Rachel Ventura, vice president of the Forest Preserve’s Board, said connections that the District is making with its many trails allows people to enjoy nature in a quiet moment.

“And that quiet moment allows reflection, and it allows people to find the best version of themselves,” she said. “And any time our government dollars are helping people live their best versions of themselves and their best lives, I think it’s tax dollars well spent.”


Tollway partnership

The trail, which also includes a pedestrian tunnel under Bruce Road, was envisioned more than 25 years ago as planning for Veterans Memorial Tollway (Interstate 355), was taking place. The Tollway provided a 15- to 20-foot-wide corridor for portions of the path.

Cassaundra Rouse, executive director of the Tollway, congratulated the Forest Preserve District on the project's completion. 

“You’ve done a great job building this beautiful new trail that’s perfect for biking, rollerblading, running, hiking – and in the winter months – cross-country skiing and snowshoeing,” she said. “We are very happy to have played a role in supporting this accomplishment that will benefit residents for generations to come.”

The intergovernmental agreement with the Tollway that led to the path also provided mitigation funding for the Forest Preserve’s largest wetland, prairie, stream and habitat reconstruction at Hadley Valley, said Ralph Schultz, the Forest Preserve's executive director.

In the future, Veterans Memorial Trail will be extended north from 159th Street to an existing section of Veterans Memorial Trail in DuPage Township. That section of trail travels 3.26 miles east from 135th Street in Romeoville to I-355. From I-355, the path travels north 1.47 miles to Internationale Parkway in Woodridge.  Eventually, the new trail section in Homer Township will be extended south to Route 6 in New Lenox near Silver Cross Hospital.

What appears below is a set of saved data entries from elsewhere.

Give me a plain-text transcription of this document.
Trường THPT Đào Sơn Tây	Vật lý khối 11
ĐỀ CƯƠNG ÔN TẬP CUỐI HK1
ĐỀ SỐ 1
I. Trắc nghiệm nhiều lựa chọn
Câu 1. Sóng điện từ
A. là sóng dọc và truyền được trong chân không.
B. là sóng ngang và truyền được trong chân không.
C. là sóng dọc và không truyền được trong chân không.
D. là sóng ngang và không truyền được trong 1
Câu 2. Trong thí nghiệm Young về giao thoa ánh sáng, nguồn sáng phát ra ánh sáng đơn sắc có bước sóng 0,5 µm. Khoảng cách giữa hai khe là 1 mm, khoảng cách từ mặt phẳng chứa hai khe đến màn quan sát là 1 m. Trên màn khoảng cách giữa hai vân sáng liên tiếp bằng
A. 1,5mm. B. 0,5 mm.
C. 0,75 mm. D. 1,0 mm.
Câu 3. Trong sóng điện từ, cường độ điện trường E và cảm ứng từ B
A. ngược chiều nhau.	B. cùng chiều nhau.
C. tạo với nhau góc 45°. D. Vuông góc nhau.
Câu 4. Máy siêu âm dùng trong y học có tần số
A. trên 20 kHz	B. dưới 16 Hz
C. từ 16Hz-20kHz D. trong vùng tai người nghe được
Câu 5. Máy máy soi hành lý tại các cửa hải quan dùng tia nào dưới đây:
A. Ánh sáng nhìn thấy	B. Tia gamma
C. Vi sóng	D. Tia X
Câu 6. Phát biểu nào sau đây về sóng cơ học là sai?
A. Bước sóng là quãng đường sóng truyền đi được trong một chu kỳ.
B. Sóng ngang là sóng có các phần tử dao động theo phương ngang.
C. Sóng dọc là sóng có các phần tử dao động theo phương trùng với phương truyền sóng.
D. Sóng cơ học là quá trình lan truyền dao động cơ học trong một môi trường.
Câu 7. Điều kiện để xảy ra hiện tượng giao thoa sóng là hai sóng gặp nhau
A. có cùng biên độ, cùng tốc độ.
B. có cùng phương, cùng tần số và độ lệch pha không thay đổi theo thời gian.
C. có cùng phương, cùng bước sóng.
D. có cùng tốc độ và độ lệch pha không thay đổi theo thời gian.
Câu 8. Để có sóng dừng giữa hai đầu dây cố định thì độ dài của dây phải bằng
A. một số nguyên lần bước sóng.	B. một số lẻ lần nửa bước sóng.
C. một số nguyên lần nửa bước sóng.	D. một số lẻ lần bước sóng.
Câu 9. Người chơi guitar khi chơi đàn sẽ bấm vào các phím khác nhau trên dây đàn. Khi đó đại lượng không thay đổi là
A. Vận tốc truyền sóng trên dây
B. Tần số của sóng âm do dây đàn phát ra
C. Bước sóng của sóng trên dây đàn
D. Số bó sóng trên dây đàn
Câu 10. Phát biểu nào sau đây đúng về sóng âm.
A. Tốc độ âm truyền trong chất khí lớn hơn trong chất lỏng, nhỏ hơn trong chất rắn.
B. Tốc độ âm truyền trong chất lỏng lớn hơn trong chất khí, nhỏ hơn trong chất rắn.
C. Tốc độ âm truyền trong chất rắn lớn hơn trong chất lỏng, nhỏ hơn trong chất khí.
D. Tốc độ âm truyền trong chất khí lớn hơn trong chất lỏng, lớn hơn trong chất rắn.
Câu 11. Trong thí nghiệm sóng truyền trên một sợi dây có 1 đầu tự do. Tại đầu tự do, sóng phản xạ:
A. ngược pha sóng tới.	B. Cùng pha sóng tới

“We believe that a focus on connecting our forest preserves will ultimately provide a regional trail network that will reach into all of our communities and provide access to nature for everyone,” Schultz said. 

“Once completed, the Veterans Memorial Trail will provide direct connections to residents in Will, DuPage and Cook counties to our collective natural and cultural resources, civic and commercial areas, our communities, and our neighbors, friends and families.”